= Jim Richards (basketball) =

American basketball coach

Jim Richards is the former men's basketball head coach at Western Kentucky University, coaching the team for seven seasons from 1971 to 1978. He was inducted into the Western Kentucky University Athletic Hall of Fame in 2005.

Richards was born in rural Adair County, Kentucky, and played basketball for one year at Adair County High School. He was recruited to play baseball at Western by Coach E. A. Diddle (better known as the basketball coach). Diddle got Richards into officiating high school basketball. After graduation, Richards was hired as head basketball coach at Auburn High School. He went from there to Glasgow High, where he coached the Scotties to a state championship in 1968.

Richards returned to Western as an assistant the following year, when an opening occurred on John Oldham's staff after Gene Rhodes left to coach the Kentucky Colonels of the American Basketball Association. When Oldham left the sidelines to become athletic director, Richards became head coach for the 1971–1972 season.
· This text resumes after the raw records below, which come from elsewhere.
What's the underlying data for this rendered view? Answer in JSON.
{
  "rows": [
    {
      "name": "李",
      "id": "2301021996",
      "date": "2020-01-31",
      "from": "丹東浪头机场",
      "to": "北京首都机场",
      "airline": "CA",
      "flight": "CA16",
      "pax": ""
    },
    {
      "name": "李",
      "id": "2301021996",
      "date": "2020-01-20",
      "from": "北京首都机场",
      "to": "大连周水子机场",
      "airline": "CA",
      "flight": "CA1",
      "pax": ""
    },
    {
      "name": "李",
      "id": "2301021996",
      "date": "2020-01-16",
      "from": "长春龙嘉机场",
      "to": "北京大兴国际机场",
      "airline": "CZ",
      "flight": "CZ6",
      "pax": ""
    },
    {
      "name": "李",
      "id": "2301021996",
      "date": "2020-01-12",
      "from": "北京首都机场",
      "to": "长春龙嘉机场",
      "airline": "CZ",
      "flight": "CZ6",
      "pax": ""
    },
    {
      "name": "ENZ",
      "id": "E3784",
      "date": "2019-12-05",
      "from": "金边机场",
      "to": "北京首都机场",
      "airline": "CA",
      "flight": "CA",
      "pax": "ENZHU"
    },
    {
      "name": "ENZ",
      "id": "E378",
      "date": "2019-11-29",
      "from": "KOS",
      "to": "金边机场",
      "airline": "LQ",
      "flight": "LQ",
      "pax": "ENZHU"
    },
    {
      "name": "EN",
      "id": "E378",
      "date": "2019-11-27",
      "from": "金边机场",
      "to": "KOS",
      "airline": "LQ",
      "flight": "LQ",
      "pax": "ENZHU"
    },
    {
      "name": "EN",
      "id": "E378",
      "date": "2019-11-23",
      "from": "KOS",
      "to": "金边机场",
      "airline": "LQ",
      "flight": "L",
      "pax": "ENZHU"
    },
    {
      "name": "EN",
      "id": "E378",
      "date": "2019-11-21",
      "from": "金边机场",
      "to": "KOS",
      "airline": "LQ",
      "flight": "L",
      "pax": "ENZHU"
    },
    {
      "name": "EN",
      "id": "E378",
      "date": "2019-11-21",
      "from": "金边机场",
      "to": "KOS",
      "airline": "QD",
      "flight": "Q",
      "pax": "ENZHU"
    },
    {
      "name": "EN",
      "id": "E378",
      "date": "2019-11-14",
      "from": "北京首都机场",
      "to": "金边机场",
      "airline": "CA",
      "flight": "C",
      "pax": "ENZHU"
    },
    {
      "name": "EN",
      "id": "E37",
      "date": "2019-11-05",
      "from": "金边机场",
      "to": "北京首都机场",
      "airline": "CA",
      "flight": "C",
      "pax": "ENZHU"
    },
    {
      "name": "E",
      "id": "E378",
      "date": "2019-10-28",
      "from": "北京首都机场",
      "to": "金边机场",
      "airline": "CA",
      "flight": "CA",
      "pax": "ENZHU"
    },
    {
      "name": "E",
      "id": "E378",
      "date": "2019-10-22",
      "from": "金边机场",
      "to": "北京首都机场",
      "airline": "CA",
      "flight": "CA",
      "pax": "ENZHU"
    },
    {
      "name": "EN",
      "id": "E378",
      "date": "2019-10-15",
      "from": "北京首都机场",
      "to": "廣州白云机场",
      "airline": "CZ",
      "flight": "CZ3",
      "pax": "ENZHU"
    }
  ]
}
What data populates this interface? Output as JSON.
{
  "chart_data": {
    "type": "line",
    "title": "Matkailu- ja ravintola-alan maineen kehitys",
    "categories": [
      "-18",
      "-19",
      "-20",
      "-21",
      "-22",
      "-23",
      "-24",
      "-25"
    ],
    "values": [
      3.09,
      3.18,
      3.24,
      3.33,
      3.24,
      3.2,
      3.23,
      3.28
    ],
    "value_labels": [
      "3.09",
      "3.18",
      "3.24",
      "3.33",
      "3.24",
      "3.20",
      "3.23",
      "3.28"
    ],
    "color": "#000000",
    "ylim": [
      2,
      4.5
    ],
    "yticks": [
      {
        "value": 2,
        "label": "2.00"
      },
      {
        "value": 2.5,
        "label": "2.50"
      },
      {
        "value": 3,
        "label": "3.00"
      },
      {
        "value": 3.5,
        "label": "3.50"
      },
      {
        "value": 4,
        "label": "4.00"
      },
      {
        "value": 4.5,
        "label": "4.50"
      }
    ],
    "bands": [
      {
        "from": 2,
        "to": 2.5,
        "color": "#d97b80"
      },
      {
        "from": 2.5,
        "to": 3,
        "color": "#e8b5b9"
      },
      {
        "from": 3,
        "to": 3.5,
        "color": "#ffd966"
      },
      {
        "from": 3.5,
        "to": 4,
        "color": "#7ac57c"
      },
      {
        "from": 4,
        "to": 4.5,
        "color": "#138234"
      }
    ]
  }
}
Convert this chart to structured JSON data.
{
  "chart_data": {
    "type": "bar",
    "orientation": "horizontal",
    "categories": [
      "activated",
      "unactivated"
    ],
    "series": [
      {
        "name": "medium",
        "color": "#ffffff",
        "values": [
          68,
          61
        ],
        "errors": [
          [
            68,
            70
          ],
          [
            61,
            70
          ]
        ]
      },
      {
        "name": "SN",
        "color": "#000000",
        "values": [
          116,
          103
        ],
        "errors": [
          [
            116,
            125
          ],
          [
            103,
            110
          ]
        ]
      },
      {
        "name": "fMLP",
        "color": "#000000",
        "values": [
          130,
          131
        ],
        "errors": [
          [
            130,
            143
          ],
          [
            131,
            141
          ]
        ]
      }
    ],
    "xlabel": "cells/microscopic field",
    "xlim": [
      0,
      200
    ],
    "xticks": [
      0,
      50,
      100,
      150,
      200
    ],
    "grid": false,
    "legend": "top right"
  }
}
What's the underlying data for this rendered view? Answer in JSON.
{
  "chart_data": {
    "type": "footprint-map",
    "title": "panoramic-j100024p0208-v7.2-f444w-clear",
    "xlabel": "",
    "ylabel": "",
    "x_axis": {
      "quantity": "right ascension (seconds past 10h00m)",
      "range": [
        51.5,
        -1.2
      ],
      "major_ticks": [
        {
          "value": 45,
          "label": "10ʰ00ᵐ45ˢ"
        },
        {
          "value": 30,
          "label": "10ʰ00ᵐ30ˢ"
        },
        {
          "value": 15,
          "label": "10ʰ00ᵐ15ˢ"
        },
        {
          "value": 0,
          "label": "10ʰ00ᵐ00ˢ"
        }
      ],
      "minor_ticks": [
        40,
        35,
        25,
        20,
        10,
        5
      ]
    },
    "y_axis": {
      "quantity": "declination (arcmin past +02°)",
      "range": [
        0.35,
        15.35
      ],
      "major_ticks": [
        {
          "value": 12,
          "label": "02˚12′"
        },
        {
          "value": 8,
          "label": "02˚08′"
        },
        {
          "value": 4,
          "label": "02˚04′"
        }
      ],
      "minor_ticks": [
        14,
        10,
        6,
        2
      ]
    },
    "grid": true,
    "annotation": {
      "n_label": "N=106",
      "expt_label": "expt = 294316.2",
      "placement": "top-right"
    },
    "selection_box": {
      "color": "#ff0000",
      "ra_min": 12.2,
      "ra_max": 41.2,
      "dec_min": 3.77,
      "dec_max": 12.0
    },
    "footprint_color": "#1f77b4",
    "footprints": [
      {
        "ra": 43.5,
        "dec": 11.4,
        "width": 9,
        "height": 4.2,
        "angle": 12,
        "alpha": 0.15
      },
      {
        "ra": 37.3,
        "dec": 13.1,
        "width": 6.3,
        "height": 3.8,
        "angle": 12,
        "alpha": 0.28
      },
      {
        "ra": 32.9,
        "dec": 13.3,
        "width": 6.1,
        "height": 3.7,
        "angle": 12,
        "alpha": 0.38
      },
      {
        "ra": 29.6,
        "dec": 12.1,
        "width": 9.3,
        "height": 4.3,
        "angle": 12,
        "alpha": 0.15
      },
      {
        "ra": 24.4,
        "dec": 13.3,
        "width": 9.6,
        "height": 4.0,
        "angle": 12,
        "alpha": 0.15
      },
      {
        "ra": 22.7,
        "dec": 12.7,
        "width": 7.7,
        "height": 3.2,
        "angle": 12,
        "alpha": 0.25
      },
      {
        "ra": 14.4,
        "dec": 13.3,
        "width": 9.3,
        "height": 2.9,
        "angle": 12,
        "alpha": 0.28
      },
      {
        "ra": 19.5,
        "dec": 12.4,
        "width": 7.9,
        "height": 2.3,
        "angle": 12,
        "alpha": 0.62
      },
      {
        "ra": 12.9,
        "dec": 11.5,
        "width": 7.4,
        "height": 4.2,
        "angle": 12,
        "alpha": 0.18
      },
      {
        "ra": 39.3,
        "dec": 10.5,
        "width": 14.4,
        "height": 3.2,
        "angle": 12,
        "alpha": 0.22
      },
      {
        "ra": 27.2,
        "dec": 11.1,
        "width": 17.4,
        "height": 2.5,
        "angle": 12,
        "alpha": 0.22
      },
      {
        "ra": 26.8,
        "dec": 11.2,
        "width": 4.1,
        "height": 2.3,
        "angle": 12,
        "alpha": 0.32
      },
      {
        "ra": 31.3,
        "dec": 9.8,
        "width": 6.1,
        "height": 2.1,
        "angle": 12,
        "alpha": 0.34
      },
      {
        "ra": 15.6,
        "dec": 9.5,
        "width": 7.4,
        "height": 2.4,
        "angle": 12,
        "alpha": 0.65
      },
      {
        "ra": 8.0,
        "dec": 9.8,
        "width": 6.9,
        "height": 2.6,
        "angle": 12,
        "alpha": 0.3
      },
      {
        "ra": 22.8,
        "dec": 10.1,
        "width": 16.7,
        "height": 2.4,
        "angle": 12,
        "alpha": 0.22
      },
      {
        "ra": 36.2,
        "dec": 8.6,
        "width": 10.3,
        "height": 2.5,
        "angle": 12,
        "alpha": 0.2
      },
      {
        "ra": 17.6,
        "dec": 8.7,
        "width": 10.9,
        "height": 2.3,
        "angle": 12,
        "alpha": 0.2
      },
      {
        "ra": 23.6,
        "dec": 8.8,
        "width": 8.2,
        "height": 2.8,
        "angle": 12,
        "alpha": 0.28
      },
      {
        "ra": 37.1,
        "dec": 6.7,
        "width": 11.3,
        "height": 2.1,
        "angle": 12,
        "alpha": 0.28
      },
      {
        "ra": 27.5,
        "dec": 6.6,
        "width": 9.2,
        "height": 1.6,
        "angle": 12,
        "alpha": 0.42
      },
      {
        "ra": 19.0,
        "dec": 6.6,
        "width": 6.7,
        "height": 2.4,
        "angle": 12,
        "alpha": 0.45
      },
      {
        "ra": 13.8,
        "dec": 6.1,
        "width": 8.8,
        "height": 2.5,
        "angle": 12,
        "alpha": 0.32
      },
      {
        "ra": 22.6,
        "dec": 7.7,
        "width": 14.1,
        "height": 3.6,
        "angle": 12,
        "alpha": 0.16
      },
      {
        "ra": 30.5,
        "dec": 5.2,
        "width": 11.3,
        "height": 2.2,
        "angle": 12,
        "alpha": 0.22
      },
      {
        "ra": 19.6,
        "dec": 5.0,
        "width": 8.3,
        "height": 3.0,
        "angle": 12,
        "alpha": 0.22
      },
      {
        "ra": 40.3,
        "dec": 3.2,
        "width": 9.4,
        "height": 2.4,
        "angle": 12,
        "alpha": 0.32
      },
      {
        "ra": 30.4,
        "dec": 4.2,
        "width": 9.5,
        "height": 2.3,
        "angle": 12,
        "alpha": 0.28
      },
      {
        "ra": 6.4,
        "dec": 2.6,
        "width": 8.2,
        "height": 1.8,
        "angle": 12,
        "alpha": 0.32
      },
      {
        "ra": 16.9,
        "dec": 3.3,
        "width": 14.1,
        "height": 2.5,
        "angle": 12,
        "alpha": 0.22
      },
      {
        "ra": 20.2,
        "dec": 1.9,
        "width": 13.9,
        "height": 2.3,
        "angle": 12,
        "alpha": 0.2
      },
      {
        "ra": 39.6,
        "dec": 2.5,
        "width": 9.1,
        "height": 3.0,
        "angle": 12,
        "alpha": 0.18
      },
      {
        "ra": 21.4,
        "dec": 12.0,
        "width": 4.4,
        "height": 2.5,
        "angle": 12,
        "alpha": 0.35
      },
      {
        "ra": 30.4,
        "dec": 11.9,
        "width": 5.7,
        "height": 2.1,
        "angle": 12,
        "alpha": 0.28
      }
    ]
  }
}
His overall record at Western was 102–84. His Hilltopper teams won two regular season Ohio Valley Conference championships, plus two tournament championships. The Toppers made the NCAA men's basketball tournament twice, with an overall record of one win and two losses.

After stepping down as head basketball coach, Richards coached the men's golf team. One of his recruits was Kenny Perry from nearby Franklin, Kentucky. Perry went on to play on the PGA Tour.